Metti il Campionissimo, un paese di sportivi, un maestro che ha fatto del racconto dello sport e del pallone la sua vita, trovi qualche amministratore illuminato ed eccola, la magia.
Che si è concerizzata a mezzogiorno di ieri sul Monte Quarin, balcone inarrivabile per bellezza che si affaccia su Cormòns, quando sarà inaugurato il cippo con la scultura dedicata a Fausto Coppi, quel volto in bronzo realizzato dallo scultore Paolo Todeschini di Milano a metà degli anni Cinquanta e che era stato dimenticato e travolto dall’incuria per decenni nella zona del Palasport e del campo sportivo.
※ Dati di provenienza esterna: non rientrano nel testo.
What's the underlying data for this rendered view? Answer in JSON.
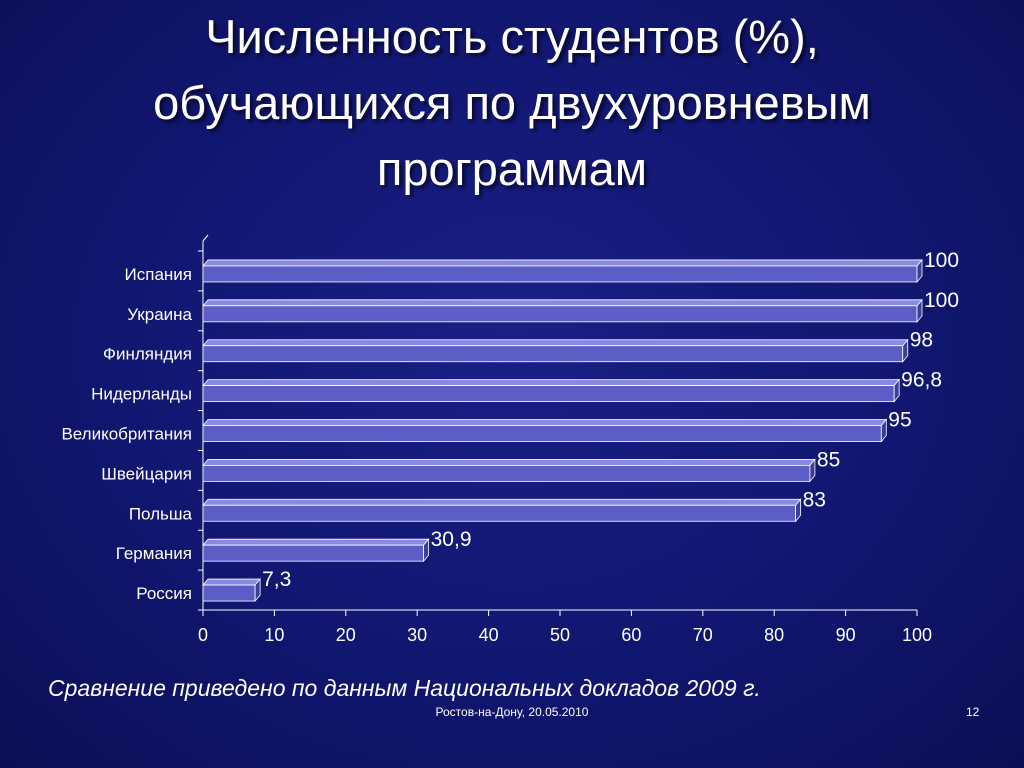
{
  "slide": {
    "title_line1": "Численность студентов (%),",
    "title_line2": "обучающихся по двухуровневым",
    "title_line3": "программам",
    "note": "Сравнение приведено по данным Национальных докладов 2009 г.",
    "footer": "Ростов-на-Дону, 20.05.2010",
    "page_number": "12"
  },
  "colors": {
    "background": "#121772",
    "bar_front": "#5d5dc6",
    "bar_top": "#8a8ae0",
    "bar_side": "#3d3d98",
    "bar_outline": "#ffffff",
    "text": "#ffffff"
  },
  "chart_data": {
    "type": "bar",
    "orientation": "horizontal",
    "style": "3d",
    "categories": [
      "Испания",
      "Украина",
      "Финляндия",
      "Нидерланды",
      "Великобритания",
      "Швейцария",
      "Польша",
      "Германия",
      "Россия"
    ],
    "values": [
      100,
      100,
      98,
      96.8,
      95,
      85,
      83,
      30.9,
      7.3
    ],
    "value_labels": [
      "100",
      "100",
      "98",
      "96,8",
      "95",
      "85",
      "83",
      "30,9",
      "7,3"
    ],
    "xlim": [
      0,
      100
    ],
    "xticks": [
      0,
      10,
      20,
      30,
      40,
      50,
      60,
      70,
      80,
      90,
      100
    ],
    "grid": false,
    "legend": false
  }
}
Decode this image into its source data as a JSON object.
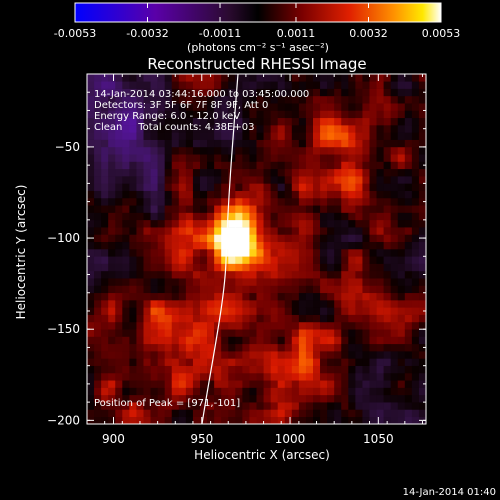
{
  "colorbar": {
    "ticks": [
      "-0.0053",
      "-0.0032",
      "-0.0011",
      "0.0011",
      "0.0032",
      "0.0053"
    ],
    "units": "(photons cm⁻² s⁻¹ asec⁻²)"
  },
  "chart_data": {
    "type": "heatmap",
    "title": "Reconstructed RHESSI Image",
    "xlabel": "Heliocentric X (arcsec)",
    "ylabel": "Heliocentric Y (arcsec)",
    "xlim": [
      885,
      1077
    ],
    "ylim": [
      -202,
      -10
    ],
    "x_ticks": [
      900,
      950,
      1000,
      1050
    ],
    "y_ticks": [
      -50,
      -100,
      -150,
      -200
    ],
    "colorbar_range": [
      -0.0053,
      0.0053
    ],
    "colormap": [
      "#0000ff",
      "#4a0099",
      "#2a0f3a",
      "#000000",
      "#5a0000",
      "#cc1100",
      "#ff8000",
      "#ffe000",
      "#ffffff"
    ],
    "annotations": [
      "14-Jan-2014 03:44:16.000 to 03:45:00.000",
      "Detectors: 3F 5F 6F 7F 8F 9F, Att 0",
      "Energy Range: 6.0 - 12.0 keV",
      "Clean     Total counts: 4.38E+03"
    ],
    "peak_label": "Position of Peak = [971,-101]",
    "peak": [
      971,
      -101
    ],
    "timestamp": "14-Jan-2014 01:40"
  }
}
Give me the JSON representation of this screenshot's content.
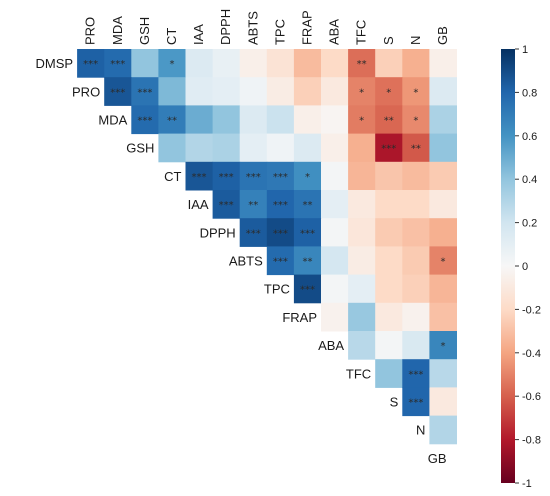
{
  "chart_data": {
    "type": "heatmap",
    "title": "",
    "variables": [
      "DMSP",
      "PRO",
      "MDA",
      "GSH",
      "CT",
      "IAA",
      "DPPH",
      "ABTS",
      "TPC",
      "FRAP",
      "ABA",
      "TFC",
      "S",
      "N",
      "GB"
    ],
    "matrix": [
      [
        null,
        0.82,
        0.78,
        0.4,
        0.58,
        0.14,
        0.08,
        -0.06,
        -0.14,
        -0.32,
        -0.2,
        -0.56,
        -0.24,
        -0.36,
        -0.06
      ],
      [
        null,
        null,
        0.86,
        0.74,
        0.45,
        0.12,
        0.1,
        0.04,
        -0.08,
        -0.24,
        -0.1,
        -0.5,
        -0.55,
        -0.44,
        0.14
      ],
      [
        null,
        null,
        null,
        0.78,
        0.7,
        0.5,
        0.4,
        0.14,
        0.22,
        -0.06,
        -0.02,
        -0.52,
        -0.58,
        -0.48,
        0.32
      ],
      [
        null,
        null,
        null,
        null,
        0.4,
        0.3,
        0.32,
        0.1,
        0.04,
        0.14,
        -0.06,
        -0.36,
        -0.82,
        -0.62,
        0.4
      ],
      [
        null,
        null,
        null,
        null,
        null,
        0.86,
        0.82,
        0.74,
        0.72,
        0.62,
        0.02,
        -0.34,
        -0.28,
        -0.32,
        -0.26
      ],
      [
        null,
        null,
        null,
        null,
        null,
        null,
        0.84,
        0.68,
        0.8,
        0.74,
        0.1,
        -0.1,
        -0.2,
        -0.2,
        -0.1
      ],
      [
        null,
        null,
        null,
        null,
        null,
        null,
        null,
        0.84,
        0.9,
        0.82,
        0.02,
        -0.12,
        -0.26,
        -0.3,
        -0.36
      ],
      [
        null,
        null,
        null,
        null,
        null,
        null,
        null,
        null,
        0.78,
        0.66,
        0.18,
        -0.08,
        -0.2,
        -0.26,
        -0.5
      ],
      [
        null,
        null,
        null,
        null,
        null,
        null,
        null,
        null,
        null,
        0.9,
        0.02,
        0.1,
        -0.2,
        -0.24,
        -0.34
      ],
      [
        null,
        null,
        null,
        null,
        null,
        null,
        null,
        null,
        null,
        null,
        -0.04,
        0.38,
        -0.1,
        -0.04,
        -0.3
      ],
      [
        null,
        null,
        null,
        null,
        null,
        null,
        null,
        null,
        null,
        null,
        null,
        0.28,
        0.02,
        0.16,
        0.66
      ],
      [
        null,
        null,
        null,
        null,
        null,
        null,
        null,
        null,
        null,
        null,
        null,
        null,
        0.4,
        0.8,
        0.28
      ],
      [
        null,
        null,
        null,
        null,
        null,
        null,
        null,
        null,
        null,
        null,
        null,
        null,
        null,
        0.8,
        -0.1
      ],
      [
        null,
        null,
        null,
        null,
        null,
        null,
        null,
        null,
        null,
        null,
        null,
        null,
        null,
        null,
        0.3
      ],
      [
        null,
        null,
        null,
        null,
        null,
        null,
        null,
        null,
        null,
        null,
        null,
        null,
        null,
        null,
        null
      ]
    ],
    "significance": [
      [
        "",
        "***",
        "***",
        "",
        "*",
        "",
        "",
        "",
        "",
        "",
        "",
        "**",
        "",
        "",
        ""
      ],
      [
        "",
        "",
        "***",
        "***",
        "",
        "",
        "",
        "",
        "",
        "",
        "",
        "*",
        "*",
        "*",
        ""
      ],
      [
        "",
        "",
        "",
        "***",
        "**",
        "",
        "",
        "",
        "",
        "",
        "",
        "*",
        "**",
        "*",
        ""
      ],
      [
        "",
        "",
        "",
        "",
        "",
        "",
        "",
        "",
        "",
        "",
        "",
        "",
        "***",
        "**",
        ""
      ],
      [
        "",
        "",
        "",
        "",
        "",
        "***",
        "***",
        "***",
        "***",
        "*",
        "",
        "",
        "",
        "",
        ""
      ],
      [
        "",
        "",
        "",
        "",
        "",
        "",
        "***",
        "**",
        "***",
        "**",
        "",
        "",
        "",
        "",
        ""
      ],
      [
        "",
        "",
        "",
        "",
        "",
        "",
        "",
        "***",
        "***",
        "***",
        "",
        "",
        "",
        "",
        ""
      ],
      [
        "",
        "",
        "",
        "",
        "",
        "",
        "",
        "",
        "***",
        "**",
        "",
        "",
        "",
        "",
        "*"
      ],
      [
        "",
        "",
        "",
        "",
        "",
        "",
        "",
        "",
        "",
        "***",
        "",
        "",
        "",
        "",
        ""
      ],
      [
        "",
        "",
        "",
        "",
        "",
        "",
        "",
        "",
        "",
        "",
        "",
        "",
        "",
        "",
        ""
      ],
      [
        "",
        "",
        "",
        "",
        "",
        "",
        "",
        "",
        "",
        "",
        "",
        "",
        "",
        "",
        "*"
      ],
      [
        "",
        "",
        "",
        "",
        "",
        "",
        "",
        "",
        "",
        "",
        "",
        "",
        "",
        "***",
        ""
      ],
      [
        "",
        "",
        "",
        "",
        "",
        "",
        "",
        "",
        "",
        "",
        "",
        "",
        "",
        "***",
        ""
      ],
      [
        "",
        "",
        "",
        "",
        "",
        "",
        "",
        "",
        "",
        "",
        "",
        "",
        "",
        "",
        ""
      ],
      [
        "",
        "",
        "",
        "",
        "",
        "",
        "",
        "",
        "",
        "",
        "",
        "",
        "",
        "",
        ""
      ]
    ],
    "colorbar": {
      "range": [
        -1,
        1
      ],
      "ticks": [
        "1",
        "0.8",
        "0.6",
        "0.4",
        "0.2",
        "0",
        "-0.2",
        "-0.4",
        "-0.6",
        "-0.8",
        "-1"
      ],
      "colormap": "RdBu"
    },
    "grid": false,
    "legend": "colorbar-right"
  }
}
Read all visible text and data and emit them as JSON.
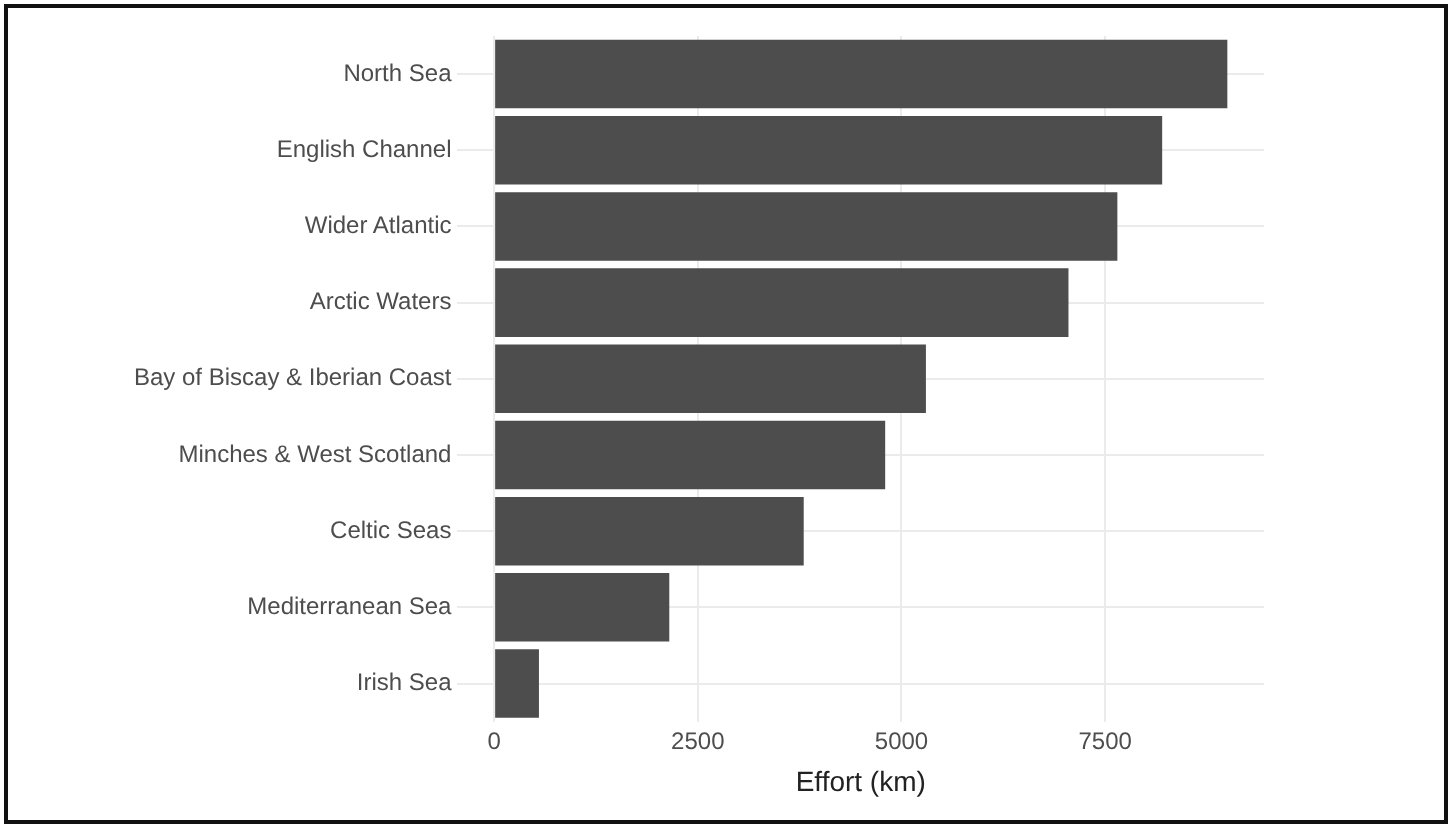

Protagonista della rinascita è l’assessore allo sport Massimo Falato, tra i protagonisti di quell’idea di oltre sessant’anni fa fu l’allora giovane difensore della Cormonese calcio, che poi la sua impronta a suo modo l’ha lasciato nello sport, Bruno Pizzul.
«È stata un’emozione unica – racconta l’83enne “The Voice” – perché per me è come fare un salto indietro nel tempo in quella che fu una delle età dell’oro dello sport italiano, anzi forse l’età dell’oro per eccellenza».
Torniamo indietro proprio grazie al “nostro” Bruno. «Coppi, la rivalità con Bartali catalizzarono l’attenzione della gente nel dopoguerra. I due campioni e gli altri eroi del ciclismo, o del calcio, o coloro che vinsero medaglie d’oro alle Olimpiadi riabilitarono agli occhi del mondo un’immagine dell’Italia uscita malconcia dalla guerra. Cormòns si divise, come tutti i paesi, in “coppiani” e “bartaliani”. Covo dei tifosi di ciclismo fu il bar di Marino Bigot, un uomo di sport, fondatore di quella sezione di arbitri di calcio che produrrà poi due fischietti di grido come Toselli e Barbaresco. Bigot era “malato” di ciclismo, fuori dal suo locale al termine delle tappe del Giro, del Tour e delle grandi corse appendeva un cartellone con i risultati. In epoca solo radiofonica ci si riuniva tutti lì a discutere, fantasticare. Immancabili erano poi le trasferte che Bigot organizzava sulle dolomiti ad ammirare da vicino i campioni».
Lo stesso Bigot avviò una sottoscrizione per realizzare un monumento in onore del Campionissimo. «Era il 1956, lo ricordo benissimo perché giocavo nella Cormonese, l’anno dopo sarei passato al Catania. Partecipai con entusiasmo alla sottoscrizione con mille lire, una bella cifra, parte di un premio partita che avevo ricevuto dopo un bel risultato in quarta serie». L’opera fu commissionata all’artista milanese Todeschini. Non uno qualsiasi. «È quello che realizzò anche il busto di Nereo Rocco a Milanello – ricorda Pizzul – Bigot fece le cose in grande perché grande era Coppi».
Un campione assoluto, inimitabile sulle strade e in pista ma le cui vicende oltre alle vittorie, si pensi alla morte del fratello Serse, ai vari infortuni, la Dama Bianca o la morte improvvisa a 40 anni, diventarono questioni di stato capaci anche di dividere.
«E chi non era tifoso di Coppi? Chi non ha sognato per le sue imprese? La sua grandezza era irraggiungibile, eppure io tra i due preferivo Bartali anche se tifavo per lo svizzero Ferdi Kubler di cui poi divenni anche buon amico. Strano no? Eppure il campione del mondo a Varese, dopo aver vinto pochi mesi prima il Tour, era il mio preferito». Ma Coppi è sempre Coppi. «Ed è stato bellissimo aver recuperato quella scultura e averla piazzata in un luogo strategico come il Monte Quarin, immancabile meta dei cicloturisti che sempre di più si vedono da queste parti attirati dai tanti strappi simili alle cotes delle Ardenne». Oggi a mezzogiorno sul Quarin è come se accanto al Campionissimo riapparissero Marino Bigot e quei ragazzi innamorati del ciclismo che non ci sono più e parteciparono alla sottoscrizione col farmacista, il prete, il maresciallo dei carabinieri, insomma il cardine di quel “covo” di coppiani e di innamorati dello sport che era spuntato in via Matteotti a Cormòns in quei meravigliosi anni Cinquanta.